Pour qui ne la connaît pas la montagne est trompeuse : sa masse imposante “écrase l’espace”, les distances sont beaucoup plus grandes qu’elles ne semblent ; du fait de l’importante déclivité ce que l’on croit être le sommet ne l’est pas et, le plus souvent, on ne cesse d’aller de “sommet” en “sommet” ; les passages qui de loin semblent faciles s’avèrent généralement difficiles voire impraticables (à l’inverse des terrains qui semblent très chaotiques peuvent présenter des passages relativement faciles). Mieux vaut partir à plusieurs pour ce genre de randonnée (sinon avec un guide).
Un conseil qui vaut de l’or (ou presque : de l’eau à la bouche). Lorsque l’on part se balader par forte chaleur, il est recommandé de garder un noyau dans la bouche (de datte, dans le sud... de prune...). On n’a pas à le sucer, il suffit de le laisser dans la bouche (encore faut-il ne pas l’oublier et l’avaler !...) cela évite le dessèchement des muqueuses. C’est simple, efficace et très utile.
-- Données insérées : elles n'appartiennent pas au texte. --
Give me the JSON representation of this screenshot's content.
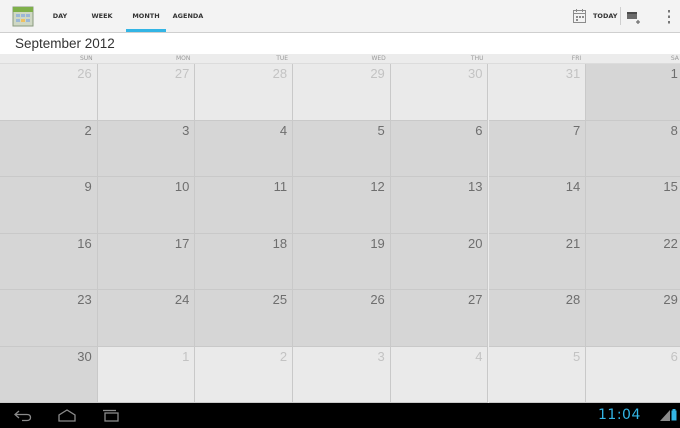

Après avoir marché toute la matinée, franchi un petit col, quel bonheur, au plus chaud de la journée, de s’installer pour quelques heures à l’ombre d’un jeune figuier. Y manger, après le pain et le fromage, les figues bien mûres que l’on a apportées. Puis s’allonger dans l’herbe pour une sieste — en regardant, à travers les larges feuilles du figuier, les évolutions de fins nuages dans le ciel bleu. C’est dans ces moments que l’on se dit : à quoi bon se compliquer la vie ?... Par intermittence un petit vent frais balayait la prairie m’éventant agréablement et faisant frissonner les arbustes alentour. Tout était pour le mieux, si ce n’est quelques morsures de fourmis, aussi agressives que minuscules — alors que d’autres, très grosses, allaient leur chemin sans se soucier de ma présence. Après ça pas très évident de reprendre le chemin du retour.
La journée a été chaude, sportive, et riche en rencontres. Hier sur un sentier j’avais aperçu au loin un lac, c’était l’objectif de ma randonnée d’aujourd’hui : atteindre ce lac en ne suivant que des sentiers et chemins de terre. Et bien sûr le lac était beaucoup plus loin qu’il semblait, de plus les sentiers étaient souvent très escarpés. Heureusement sur le trajet des sources permettaient de se rafraîchir. Au nombre des sympathiques rencontres, un groupe de jeunes paysannes.
Partout le paysage était magnifique : les fermes accrochées à flanc de montagne, certaines quasi inaccessibles, les petites parcelles de terres cultivées, la plupart très pentues, et toujours les majestueuses hautes montagnes en arrière plan. Je ne suis arrivé au lac — plus exactement dans la plaine herbeuse qui le prolonge — qu’en milieu d’après-midi. Mais quel spectacle ! Alors qu’en cette saison la végétation est aride, quel contraste d’apercevoir, même de loin, cette grande étendue plane et verdoyante (elle doit être sous les eaux du lac en hiver) toute remplie de troupeaux : chèvres et moutons, mais aussi chevaux et vaches. Cela m’évoquait (en réduction) un reportage animalier dans une grande plaine d’Afrique Noire — je n’aurais pas été surpris de voir apparaître un troupeau de zèbres et quelques girafes...
Le lac atteint, un vent fort soufflait, rafraîchi par l’étendue d’eau, là aussi c’était un gros contraste (d’avec la chaleur du trajet). On peut longer tout un côté du lac, bordé de lauriers roses, sans trop s’approcher, le sol étant glissant — et même un peu marécageux par endroits.